Don't ask why. Ask how.

In a 2013 study, University of Colorado psychologist Philip M. Fernbach separated people with extreme political views into two groups — people who had to explain why their opinions were right, and those who were tasked with explaining how their ideals could be turned into actual policy.

The result?

Folks who gave their reasons for being right were just as confident in their convictions after the experiment as they were beforehand. But the people who had to explain the mechanics of implementation had softer views.

Follow up.

(Getty (Getty Images)

Pixar cofounder Ed Catmull knew Steve Jobs for 26 years.

They had some arguments.

He avoided having shouting arguments with Jobs, instead employing a persistent method:

"I would say something to him and he would immediately shoot it down because he could think faster than I could ... I would then wait a week ... I'd call him up and I give my counter argument to what he had said and he'd immediately shoot it down. So I had to wait another week, and sometimes this went on for months."

It would resolve in one of three ways: Jobs would admit Catmull was right; Catmull would realize Jobs was right; or Jobs would not respond to Catmull, in effect giving his approval.

Ask open-ended questions.

If you're in a spat with your spouse, couples psychologist John Gottman says to ask questions that allow him or her to open up.

Examples include:

  • How would you change it if you had all the money in the world?
  • What do you want your life to be like in three years?
  • How do you like your job?

It works in arguments at work, too — open-ended questions help transform competitive interactions into cooperative ones.

Be confident.

(Getty Images)

People don't listen to the smartest person in the room.
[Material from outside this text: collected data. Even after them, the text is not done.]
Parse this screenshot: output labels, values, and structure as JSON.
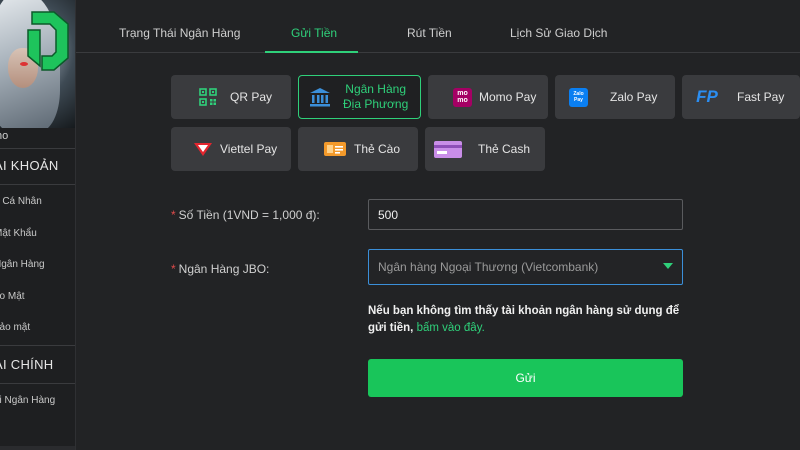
{
  "sidebar": {
    "user_name": "ho",
    "section1_title": "ÀI KHOẢN",
    "section1_items": [
      "n Cá Nhân",
      "Mật Khẩu",
      "Ngân Hàng",
      "ảo Mật",
      "bảo mật"
    ],
    "section2_title": "ÀI CHÍNH",
    "section2_items": [
      "ái Ngân Hàng"
    ]
  },
  "tabs": [
    {
      "label": "Trạng Thái Ngân Hàng",
      "active": false
    },
    {
      "label": "Gửi Tiền",
      "active": true
    },
    {
      "label": "Rút Tiền",
      "active": false
    },
    {
      "label": "Lịch Sử Giao Dịch",
      "active": false
    }
  ],
  "payment_methods": [
    {
      "label": "QR Pay",
      "icon": "qr-code-icon"
    },
    {
      "label_line1": "Ngân Hàng",
      "label_line2": "Địa Phương",
      "icon": "bank-icon",
      "active": true
    },
    {
      "label": "Momo Pay",
      "icon": "momo-icon"
    },
    {
      "label": "Zalo Pay",
      "icon": "zalo-icon"
    },
    {
      "label": "Fast Pay",
      "icon": "fastpay-icon"
    },
    {
      "label": "Viettel Pay",
      "icon": "viettel-icon"
    },
    {
      "label": "Thẻ Cào",
      "icon": "scratch-card-icon"
    },
    {
      "label": "Thẻ Cash",
      "icon": "cash-card-icon"
    }
  ],
  "icon_text": {
    "momo": "mo mo",
    "zalo": "Zalo Pay",
    "fastpay": "FP"
  },
  "form": {
    "amount_label": "Số Tiền (1VND = 1,000 đ):",
    "amount_value": "500",
    "bank_label": "Ngân Hàng JBO:",
    "bank_selected": "Ngân hàng Ngoại Thương (Vietcombank)",
    "required_mark": "*",
    "note_text": "Nếu bạn không tìm thấy tài khoản ngân hàng sử dụng để gửi tiền,",
    "note_link": "bấm vào đây.",
    "submit_label": "Gửi"
  },
  "colors": {
    "accent": "#2fd07a",
    "submit": "#19c55a",
    "background": "#222325",
    "tile": "#3a3b3e"
  }
}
A 2013 study found that they listen to the people who act as if they know what is right.

University of Utah management professor Bryan Bonner says people unconsciously look for "messy proxies for expertise" like extroversion, gender, race, or confidence level instead of paying attention to what people are actually saying.

"We'd hope that facts would be the currency of influence," Bonner told The Wall Street Journal. "But often, we guess at who's the expert — and we're wrong."

Demonstrate that other people agree.

In "Influence: The Psychology of Persuasion," Robert Cialdini says "social proof" is one of the best tactics for getting people to see things your way. It exploits the well-documented tendency for people to conform to others' opinions, even if they're strange.

According to social proof, we assume what other people are doing is the correct behavior in a situation. It is the reason long lines in front of a restaurant make the food inside seem so tantalizing. It is also why having the endorsement of a celebrity — like William Shatner — is such an effective marketing tool.

Use graphs.

(Hulton Archive/Getty Images)

A new study from Cornell University researchers Aner Tal and Brian Wansink shows that people trust scientists. Thus, doing things that make you appear scientific — like using a graph — makes you more trustworthy.

"The prestige of science appears to grant persuasive power even to such trivial science-related elements as graphs," Tal and Wansink write.

Go beyond anecdotes.

A story about how your uncle or your college roommate eats loads of butter and still stays fit is an anecdote.

But if you want to be taken seriously, you need to use data, the kind that's arrived at through peer-reviewed studies with large sample sizes.

Better yet, go for consensus.

"Scientists often use 'consensus' as the ultimate argument-winner, and for good reason," Jacquelyn Gill writes on Contemplative Mammoth. "Scientific consensus is the collected opinions of all scientists, and not just the one you're arguing with. There can be one or two scientists who disagree (just like there are a handful of people who don't believe the Holocaust happened), but if the vast majority of scientists have reached consensus, it means that there is so much evidence in support of an idea that it's basically a guaranteed thing, based on state-of-the-art knowledge."